今ライヒナー候が仰った通り、俺とミロスラーフは船で港に到着してから直ぐに領主の館までやって来ていた。正直風呂にも入れていない状態なので臭っているだろうなとこちらも申し訳なくなる。
「それで、詳しく状況を確認させて頂きたいのですが」
「ああ。事前に連絡した通り、内乱は各地で起こっており、ザルツシュタットの反乱分子は冒険者たちの協力も有って詰所の牢に幽閉中だ。この町と王都については幸いにして冒険者が多い為にこのような連携が取れたのだが、他の町はそうもいかないだろう」
つまり、大きな町で無事なのは王都とザルツシュタットだけ、と言う訳か。
「それで、何かこの状況を覆せるような、有益な情報は有るかい? ミロスラーフ」
「………………」
ライヒナー候は普段見せないような鋭い目つきでミロスラーフを見据え詰問したが、当の黒騎士はと言うと顔を顰め、俯き黙している。このまま黙っているつもりだろうか。
「ミロスラーフ、事が事だけに、話してくれないとあらば隷属魔術の行使も辞さないが」
数ヶ月間共に行動しているものの、ミロスラーフは本来敵の立場だ。現在、隷属魔術によるこの男の主はスズから俺に委譲されている。どうしても話してくれぬのならば、多少の苦痛は受けて貰う事になるのだが――
「……妙なんだよ」
「妙、とは?」
ミロスラーフが表情を変える事無く口にした言葉に、ライヒナー候が質問を続ける。黒騎士は俯いていた顔を上げ、苛立っているように指でテーブルをトントンと叩いた。

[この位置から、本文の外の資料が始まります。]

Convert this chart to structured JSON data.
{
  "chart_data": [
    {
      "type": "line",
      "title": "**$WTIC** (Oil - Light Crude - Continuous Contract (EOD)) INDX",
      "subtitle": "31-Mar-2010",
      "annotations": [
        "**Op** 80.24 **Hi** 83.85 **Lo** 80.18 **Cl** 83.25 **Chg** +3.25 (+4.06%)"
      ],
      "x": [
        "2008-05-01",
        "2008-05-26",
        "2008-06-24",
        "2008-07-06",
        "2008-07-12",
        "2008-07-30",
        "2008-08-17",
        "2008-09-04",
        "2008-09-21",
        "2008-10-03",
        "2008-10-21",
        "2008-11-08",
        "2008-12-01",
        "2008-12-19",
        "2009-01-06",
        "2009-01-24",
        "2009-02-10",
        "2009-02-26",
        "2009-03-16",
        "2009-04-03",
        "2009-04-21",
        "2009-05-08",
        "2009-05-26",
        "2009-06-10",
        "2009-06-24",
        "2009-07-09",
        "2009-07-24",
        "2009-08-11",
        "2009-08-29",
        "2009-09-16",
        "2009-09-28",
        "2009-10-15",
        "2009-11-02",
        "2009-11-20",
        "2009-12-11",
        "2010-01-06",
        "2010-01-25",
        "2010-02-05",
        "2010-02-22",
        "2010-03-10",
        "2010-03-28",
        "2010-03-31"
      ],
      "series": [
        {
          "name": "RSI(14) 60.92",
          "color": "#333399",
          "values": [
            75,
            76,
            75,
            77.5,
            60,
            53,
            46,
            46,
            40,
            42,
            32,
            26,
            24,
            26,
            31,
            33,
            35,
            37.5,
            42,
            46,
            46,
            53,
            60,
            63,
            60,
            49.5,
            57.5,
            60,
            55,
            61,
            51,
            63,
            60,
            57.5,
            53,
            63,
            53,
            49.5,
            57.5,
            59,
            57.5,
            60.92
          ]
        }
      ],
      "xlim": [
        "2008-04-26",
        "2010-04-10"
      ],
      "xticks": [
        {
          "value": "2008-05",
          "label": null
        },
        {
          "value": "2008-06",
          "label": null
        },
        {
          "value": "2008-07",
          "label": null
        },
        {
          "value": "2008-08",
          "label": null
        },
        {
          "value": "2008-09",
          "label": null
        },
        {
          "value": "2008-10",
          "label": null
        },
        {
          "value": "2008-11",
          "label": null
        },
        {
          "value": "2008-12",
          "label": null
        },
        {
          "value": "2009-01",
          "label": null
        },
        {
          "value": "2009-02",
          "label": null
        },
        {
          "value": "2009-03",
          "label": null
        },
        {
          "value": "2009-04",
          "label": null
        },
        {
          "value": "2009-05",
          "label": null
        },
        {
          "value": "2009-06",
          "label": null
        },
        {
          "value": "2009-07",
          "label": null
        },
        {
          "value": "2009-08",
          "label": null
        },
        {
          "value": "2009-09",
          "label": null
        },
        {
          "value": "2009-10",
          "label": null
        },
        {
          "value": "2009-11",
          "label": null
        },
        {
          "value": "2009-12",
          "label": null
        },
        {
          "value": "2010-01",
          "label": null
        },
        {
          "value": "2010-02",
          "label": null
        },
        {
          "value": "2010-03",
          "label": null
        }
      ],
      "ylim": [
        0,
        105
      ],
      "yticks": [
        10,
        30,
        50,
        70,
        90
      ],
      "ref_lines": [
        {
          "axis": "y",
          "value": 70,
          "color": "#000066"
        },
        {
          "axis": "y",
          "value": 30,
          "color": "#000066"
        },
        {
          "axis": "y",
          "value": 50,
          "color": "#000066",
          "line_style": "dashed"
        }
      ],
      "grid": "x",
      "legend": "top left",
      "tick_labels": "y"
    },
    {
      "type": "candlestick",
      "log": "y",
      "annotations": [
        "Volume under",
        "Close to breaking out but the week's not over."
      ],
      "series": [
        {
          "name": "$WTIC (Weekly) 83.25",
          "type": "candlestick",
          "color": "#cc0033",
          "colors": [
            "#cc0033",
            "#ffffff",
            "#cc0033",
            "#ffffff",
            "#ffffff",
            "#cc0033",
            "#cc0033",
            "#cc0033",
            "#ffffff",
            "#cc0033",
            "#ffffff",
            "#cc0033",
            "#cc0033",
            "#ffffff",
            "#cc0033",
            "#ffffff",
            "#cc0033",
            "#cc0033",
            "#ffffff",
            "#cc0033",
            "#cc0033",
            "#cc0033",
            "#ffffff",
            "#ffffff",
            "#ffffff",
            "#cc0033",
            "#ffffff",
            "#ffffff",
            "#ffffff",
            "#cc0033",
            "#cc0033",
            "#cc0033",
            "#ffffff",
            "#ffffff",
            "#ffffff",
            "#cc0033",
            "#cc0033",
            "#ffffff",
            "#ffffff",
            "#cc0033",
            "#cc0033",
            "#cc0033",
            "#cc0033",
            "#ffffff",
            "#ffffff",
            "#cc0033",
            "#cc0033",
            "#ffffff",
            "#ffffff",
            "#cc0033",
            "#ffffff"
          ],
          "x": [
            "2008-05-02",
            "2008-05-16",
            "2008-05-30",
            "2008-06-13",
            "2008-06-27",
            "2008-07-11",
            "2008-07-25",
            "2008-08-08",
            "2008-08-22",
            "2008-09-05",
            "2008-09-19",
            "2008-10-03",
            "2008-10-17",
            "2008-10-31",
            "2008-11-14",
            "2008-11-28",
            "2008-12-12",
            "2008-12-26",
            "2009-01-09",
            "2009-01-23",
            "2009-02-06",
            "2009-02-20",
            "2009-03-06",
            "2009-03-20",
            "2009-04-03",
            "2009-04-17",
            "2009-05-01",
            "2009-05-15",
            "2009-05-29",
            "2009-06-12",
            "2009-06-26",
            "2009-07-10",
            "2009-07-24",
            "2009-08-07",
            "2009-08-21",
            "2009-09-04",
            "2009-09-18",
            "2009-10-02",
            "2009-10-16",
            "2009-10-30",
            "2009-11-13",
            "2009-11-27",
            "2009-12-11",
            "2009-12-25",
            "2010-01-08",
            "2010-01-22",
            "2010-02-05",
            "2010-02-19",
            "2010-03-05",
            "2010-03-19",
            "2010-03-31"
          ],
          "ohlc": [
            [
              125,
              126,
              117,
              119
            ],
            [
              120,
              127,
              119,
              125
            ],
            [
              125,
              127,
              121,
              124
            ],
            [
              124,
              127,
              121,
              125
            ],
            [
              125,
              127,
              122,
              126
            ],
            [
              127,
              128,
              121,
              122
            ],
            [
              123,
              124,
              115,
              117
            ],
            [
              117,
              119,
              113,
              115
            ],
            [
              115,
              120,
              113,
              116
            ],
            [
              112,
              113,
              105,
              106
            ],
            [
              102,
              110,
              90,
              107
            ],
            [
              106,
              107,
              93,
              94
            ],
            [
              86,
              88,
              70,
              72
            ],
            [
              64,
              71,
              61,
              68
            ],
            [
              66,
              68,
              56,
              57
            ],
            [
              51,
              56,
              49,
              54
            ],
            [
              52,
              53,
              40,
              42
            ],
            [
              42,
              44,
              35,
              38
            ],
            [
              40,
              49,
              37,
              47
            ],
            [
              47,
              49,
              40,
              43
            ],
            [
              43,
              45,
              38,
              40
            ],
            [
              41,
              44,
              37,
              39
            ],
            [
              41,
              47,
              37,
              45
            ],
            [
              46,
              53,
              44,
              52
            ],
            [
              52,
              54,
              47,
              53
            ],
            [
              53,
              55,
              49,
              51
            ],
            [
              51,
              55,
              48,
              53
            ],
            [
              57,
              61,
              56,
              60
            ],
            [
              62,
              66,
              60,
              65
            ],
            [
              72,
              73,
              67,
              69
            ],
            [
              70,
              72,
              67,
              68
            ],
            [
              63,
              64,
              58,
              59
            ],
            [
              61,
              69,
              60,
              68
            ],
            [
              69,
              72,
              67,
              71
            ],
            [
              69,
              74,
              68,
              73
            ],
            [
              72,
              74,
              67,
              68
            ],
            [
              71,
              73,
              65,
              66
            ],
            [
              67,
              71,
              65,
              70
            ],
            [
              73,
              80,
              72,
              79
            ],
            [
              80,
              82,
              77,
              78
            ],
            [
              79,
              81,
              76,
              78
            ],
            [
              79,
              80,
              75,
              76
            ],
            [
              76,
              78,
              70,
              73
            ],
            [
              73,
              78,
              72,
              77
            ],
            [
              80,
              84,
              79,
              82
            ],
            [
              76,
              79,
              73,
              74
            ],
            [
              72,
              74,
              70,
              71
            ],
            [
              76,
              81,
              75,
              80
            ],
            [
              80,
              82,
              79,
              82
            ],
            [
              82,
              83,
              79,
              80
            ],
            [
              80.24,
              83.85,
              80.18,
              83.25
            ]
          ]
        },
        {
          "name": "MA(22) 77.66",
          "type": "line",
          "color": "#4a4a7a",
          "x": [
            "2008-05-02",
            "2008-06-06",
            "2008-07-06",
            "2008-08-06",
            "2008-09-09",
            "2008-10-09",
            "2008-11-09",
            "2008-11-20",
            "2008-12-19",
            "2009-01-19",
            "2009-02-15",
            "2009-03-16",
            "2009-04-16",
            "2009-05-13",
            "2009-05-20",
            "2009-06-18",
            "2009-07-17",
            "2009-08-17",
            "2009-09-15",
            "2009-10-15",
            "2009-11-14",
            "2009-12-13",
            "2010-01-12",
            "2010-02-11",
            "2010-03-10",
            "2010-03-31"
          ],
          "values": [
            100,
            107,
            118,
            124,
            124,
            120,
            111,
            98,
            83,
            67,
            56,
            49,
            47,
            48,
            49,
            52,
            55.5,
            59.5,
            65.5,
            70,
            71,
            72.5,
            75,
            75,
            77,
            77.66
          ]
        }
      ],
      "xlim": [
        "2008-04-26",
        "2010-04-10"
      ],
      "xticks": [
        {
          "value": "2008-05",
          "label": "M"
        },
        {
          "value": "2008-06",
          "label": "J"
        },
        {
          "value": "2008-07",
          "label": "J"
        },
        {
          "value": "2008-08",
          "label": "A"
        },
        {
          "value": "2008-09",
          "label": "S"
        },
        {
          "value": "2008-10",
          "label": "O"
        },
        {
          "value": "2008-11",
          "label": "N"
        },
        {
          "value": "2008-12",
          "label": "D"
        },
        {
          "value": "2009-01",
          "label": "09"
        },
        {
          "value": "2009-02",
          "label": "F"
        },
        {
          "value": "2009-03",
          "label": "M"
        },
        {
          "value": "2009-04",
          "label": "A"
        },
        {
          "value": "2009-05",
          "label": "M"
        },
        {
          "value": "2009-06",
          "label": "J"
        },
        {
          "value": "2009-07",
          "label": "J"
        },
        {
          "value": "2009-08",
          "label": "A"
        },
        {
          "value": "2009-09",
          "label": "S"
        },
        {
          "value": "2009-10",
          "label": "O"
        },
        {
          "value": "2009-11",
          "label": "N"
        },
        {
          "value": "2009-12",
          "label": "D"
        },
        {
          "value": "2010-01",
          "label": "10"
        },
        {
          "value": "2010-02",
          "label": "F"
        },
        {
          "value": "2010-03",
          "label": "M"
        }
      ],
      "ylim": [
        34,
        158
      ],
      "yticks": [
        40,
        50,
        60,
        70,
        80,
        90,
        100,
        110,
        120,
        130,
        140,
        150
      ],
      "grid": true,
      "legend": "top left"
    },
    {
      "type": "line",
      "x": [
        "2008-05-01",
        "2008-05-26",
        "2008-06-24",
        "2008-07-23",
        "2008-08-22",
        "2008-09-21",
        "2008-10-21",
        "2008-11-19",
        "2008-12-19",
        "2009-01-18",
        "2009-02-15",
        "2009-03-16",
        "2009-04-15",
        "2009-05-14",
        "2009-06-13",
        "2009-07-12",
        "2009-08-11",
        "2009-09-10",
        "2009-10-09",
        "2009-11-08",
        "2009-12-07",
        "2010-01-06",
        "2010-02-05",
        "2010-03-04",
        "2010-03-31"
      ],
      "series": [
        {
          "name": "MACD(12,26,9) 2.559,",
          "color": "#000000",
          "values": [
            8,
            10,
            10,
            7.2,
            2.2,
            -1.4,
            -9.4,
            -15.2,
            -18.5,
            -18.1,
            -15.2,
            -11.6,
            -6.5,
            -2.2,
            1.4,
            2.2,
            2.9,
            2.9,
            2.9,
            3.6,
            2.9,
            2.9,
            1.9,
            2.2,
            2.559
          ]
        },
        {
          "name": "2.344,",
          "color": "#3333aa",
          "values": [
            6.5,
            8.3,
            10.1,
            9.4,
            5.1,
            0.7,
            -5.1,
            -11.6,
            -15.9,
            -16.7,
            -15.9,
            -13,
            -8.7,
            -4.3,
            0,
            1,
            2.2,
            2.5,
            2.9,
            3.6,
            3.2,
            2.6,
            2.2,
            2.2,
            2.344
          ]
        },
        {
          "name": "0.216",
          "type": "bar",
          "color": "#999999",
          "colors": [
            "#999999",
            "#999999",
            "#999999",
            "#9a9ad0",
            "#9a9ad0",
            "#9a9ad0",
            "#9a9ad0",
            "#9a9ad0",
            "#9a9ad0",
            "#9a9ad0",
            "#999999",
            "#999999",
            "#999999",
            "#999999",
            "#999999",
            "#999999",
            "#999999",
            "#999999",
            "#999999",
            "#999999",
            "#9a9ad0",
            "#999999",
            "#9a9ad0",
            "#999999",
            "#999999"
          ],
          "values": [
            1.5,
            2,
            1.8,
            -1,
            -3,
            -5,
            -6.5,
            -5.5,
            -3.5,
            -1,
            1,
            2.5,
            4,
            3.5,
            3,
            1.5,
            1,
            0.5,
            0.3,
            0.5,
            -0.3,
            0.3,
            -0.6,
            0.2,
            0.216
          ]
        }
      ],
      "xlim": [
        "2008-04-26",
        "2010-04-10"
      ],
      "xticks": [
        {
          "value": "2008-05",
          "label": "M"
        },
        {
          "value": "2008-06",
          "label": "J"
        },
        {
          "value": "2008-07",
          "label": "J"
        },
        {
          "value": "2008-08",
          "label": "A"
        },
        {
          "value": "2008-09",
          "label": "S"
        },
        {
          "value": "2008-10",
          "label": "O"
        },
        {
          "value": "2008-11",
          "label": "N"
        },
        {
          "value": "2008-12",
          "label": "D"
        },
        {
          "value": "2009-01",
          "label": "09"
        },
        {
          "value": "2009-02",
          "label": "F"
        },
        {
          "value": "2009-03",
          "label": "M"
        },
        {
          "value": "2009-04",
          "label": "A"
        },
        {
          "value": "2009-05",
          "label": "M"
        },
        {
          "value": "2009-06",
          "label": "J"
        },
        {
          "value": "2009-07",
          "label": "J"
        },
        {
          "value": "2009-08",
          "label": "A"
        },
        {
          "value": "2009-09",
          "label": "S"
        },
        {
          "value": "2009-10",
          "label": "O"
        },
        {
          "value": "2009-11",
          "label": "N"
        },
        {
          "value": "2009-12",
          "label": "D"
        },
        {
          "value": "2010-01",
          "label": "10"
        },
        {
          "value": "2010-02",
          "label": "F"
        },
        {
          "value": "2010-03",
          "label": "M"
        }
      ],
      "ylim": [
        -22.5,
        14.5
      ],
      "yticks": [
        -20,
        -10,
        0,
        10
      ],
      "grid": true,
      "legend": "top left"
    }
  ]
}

「こんなに早く動くなんて聞いてねえ。動くのは来年の春だって聞いてたんだよ、今はまだ秋口だぞ? まあ、そもそもそんなクソつまらねえ作戦に参加するつもりも無かったんだがよ」
「計画が前倒しされたと言う事かい?」
「そうだ。ルドルフの野郎、何を考えてやがる? こんな事がアブネラ様の理念に沿っていると、本気で思っているのか?」
ミロスラーフは機嫌が悪そうにブツブツと独り言ちている。ルドルフというのは、話の前後からすると組織のお偉方の名前と言った所だろうか?
「そうなると、一度、捕らえた者たちから話を聞いた方が良いだろう。ミロスラーフとその者たちとで情報が違うのならば、更新しておいた方が良い」
「かも知れねえな。俺ァ伯爵様に聞かれた事は全部答えちゃいるが、その情報が既に古い可能性が有る」
どっかとソファに背を預け、気に入らない様子でミロスラーフは頷いた。基本的にこのおっさんは俺に聞かれた事は答えているが、進んでロマノフ帝国の計画を話す事は無いんだよな。でも、態々現状の情報を手に入れようと考えていると言う事は、真実で無い事を話してしまった可能性が許せないとか、そんなところか。
「だったら、私と一緒に詰所まで行って貰おう。……ああ、リュージ君は一度家に帰って貰いたい、別の仕事が有るんだ」
「別の仕事……ですか?」
「うん、ちょっと待っていてくれ」
不思議に思った俺が詳細を尋ねる前に、ライヒナー候は部屋を出て行かれてしまった。え、となるとミロスラーフはライヒナー候に付いていって貰う事になり、俺は別行動って事か?
困惑していた俺の所へ、ライヒナー候は直ぐにお戻りになった。
そして、俺は目を疑ってしまった。
「リュージ君、お二人を君の家まで案内してほしい」
「…………何故、此処にいらっしゃるのですか?」
「その理由は、道すがらお話しいたしますわ」
俺が呆然と投げ掛けた問いに、お二人のうちの一人――ツェツィーリエ王女殿下は小さく嘆息しながらそうお答えになったのだった。――無論、もう一人は護衛騎士のディートリヒさんである。